My work included integrating support for Libevent, a library for managing I/O events portably. The main advantage of using Libevent over Polipo's built-in event loop is Libevent's support of platform-specific APIs for monitoring large numbers of connections for I/O events. Polipo, when compiled to use Libevent, should be quicker when juggling many open connections. Informal benchmarking seemed to back this up, although more thorough profiling is still TODO. Modern versions of Libevent also contain an asynchronous DNS resolver, which I tied into Polipo, as well. Polipo's original event system and asynchronous DNS resolver are still available in case Libevent is unavailable on a user's system.
I also did some work to get Polipo to run better on Windows. I got a start fixing the disk cache and path name handling, Windows socket errors should now be printed correctly, and SIGINT and SIGBREAK signals are handled to cleanly quit when the user hits Ctrl-C or closes the DOS box. Also, Libevent's DNS resolver supports fetching name servers from the Windows registry, so Polipo no longer should block when performing lookups when it is compiled with Libevent support. More work remains to refine Windows support, but I hope this is a good start.

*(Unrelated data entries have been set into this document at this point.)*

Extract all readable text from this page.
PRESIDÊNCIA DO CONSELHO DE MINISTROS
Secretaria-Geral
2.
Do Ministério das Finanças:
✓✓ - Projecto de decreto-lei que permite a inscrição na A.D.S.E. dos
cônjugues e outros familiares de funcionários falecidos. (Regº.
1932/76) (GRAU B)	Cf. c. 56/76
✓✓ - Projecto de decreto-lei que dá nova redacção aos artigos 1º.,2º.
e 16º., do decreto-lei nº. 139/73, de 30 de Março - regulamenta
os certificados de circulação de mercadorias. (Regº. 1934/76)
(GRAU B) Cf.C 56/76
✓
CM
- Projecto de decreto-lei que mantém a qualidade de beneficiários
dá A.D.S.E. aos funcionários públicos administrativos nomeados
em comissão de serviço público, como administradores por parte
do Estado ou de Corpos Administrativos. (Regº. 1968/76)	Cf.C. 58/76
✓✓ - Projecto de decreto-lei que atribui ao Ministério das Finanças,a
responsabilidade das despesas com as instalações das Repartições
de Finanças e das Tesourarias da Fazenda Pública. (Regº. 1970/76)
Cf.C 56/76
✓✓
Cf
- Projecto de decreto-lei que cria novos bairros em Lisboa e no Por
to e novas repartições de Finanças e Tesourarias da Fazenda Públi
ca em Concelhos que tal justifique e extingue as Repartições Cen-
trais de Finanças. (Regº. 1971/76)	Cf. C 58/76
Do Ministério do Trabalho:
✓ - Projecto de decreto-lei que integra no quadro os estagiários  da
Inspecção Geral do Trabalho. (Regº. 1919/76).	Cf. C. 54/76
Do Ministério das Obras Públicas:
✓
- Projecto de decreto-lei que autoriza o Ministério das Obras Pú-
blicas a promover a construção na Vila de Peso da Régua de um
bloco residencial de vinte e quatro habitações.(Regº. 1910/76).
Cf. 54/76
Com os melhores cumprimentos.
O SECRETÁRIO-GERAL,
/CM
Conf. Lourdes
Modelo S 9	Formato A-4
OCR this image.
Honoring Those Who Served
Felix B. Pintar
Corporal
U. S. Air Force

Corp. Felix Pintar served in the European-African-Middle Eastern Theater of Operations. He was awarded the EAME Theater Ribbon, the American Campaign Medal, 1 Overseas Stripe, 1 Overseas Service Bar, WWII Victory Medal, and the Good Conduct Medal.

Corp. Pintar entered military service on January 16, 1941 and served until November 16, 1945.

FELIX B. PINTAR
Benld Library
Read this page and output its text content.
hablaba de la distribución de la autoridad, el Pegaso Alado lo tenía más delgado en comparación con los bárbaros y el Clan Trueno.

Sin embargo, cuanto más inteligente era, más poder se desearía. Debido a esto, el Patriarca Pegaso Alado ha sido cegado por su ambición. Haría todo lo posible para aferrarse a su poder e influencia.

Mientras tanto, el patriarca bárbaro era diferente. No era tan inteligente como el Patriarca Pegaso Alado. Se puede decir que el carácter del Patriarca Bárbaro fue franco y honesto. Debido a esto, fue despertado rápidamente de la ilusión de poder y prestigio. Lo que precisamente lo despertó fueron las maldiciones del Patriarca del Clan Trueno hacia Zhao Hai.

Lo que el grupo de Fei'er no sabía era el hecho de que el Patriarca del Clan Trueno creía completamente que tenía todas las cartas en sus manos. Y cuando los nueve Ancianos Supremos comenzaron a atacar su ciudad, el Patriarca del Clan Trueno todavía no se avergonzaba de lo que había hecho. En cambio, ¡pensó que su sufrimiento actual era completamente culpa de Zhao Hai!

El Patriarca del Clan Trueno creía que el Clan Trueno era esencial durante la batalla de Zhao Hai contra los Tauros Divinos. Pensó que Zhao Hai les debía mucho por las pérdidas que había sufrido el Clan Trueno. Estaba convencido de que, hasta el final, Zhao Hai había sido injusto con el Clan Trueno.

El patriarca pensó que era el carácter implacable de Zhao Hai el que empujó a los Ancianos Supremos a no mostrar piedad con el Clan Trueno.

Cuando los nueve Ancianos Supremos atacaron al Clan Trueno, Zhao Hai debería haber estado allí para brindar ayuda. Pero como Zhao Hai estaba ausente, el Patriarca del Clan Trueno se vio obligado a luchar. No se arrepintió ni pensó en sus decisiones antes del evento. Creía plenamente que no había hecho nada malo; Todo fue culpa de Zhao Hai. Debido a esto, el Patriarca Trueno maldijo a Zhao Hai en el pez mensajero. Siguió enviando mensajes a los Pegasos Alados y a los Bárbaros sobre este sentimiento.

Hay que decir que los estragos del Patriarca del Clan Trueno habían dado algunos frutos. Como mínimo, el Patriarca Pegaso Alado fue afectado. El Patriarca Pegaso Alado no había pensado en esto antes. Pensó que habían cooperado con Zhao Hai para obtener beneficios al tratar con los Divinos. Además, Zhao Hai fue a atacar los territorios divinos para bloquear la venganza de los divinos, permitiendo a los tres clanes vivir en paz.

The main thing that I left undone during GSoC is the controller GUI for launching and managing Polipo on Windows and providing status information to the user. The exact design of the GUI is still up for discussion, but it shouldn't take too much time to develop once something is settled on. I'm currently working on modifications to Polipo's configurator to support the controller, and this is going pretty smoothly.
Looking farther ahead, it would be good to consider a few ways to improve Polipo's performance. Roger mentioned to me during PETS that retrieving web pages might be made more efficient by packing client requests into Tor's RELAY BEGIN cells, so that the requests can be sent by the exit node immediately after connection to the requested server without the additional latency that currently exists while the client waits for notice of a successful connection. This would require changes to Polipo and Tor to implement, and there may be design issues worth considering, such as the limited payload space available in cells. Another thing that could potentially increase performance is adding support for Libevent's buffer events, which make use of more efficient I/O routines on Windows. This would be pretty difficult to do, yet worth considering.
Working on this project was a fun and informative experience, and I hope to stay a member of the Tor community. I've had some experience working on open source projects before, but it's unique to find developers as dedicated as those working on Tor. In fact, Tor is a full-time job for several of the developers, and I think seeing a high level of development activity helps to keep volunteers around.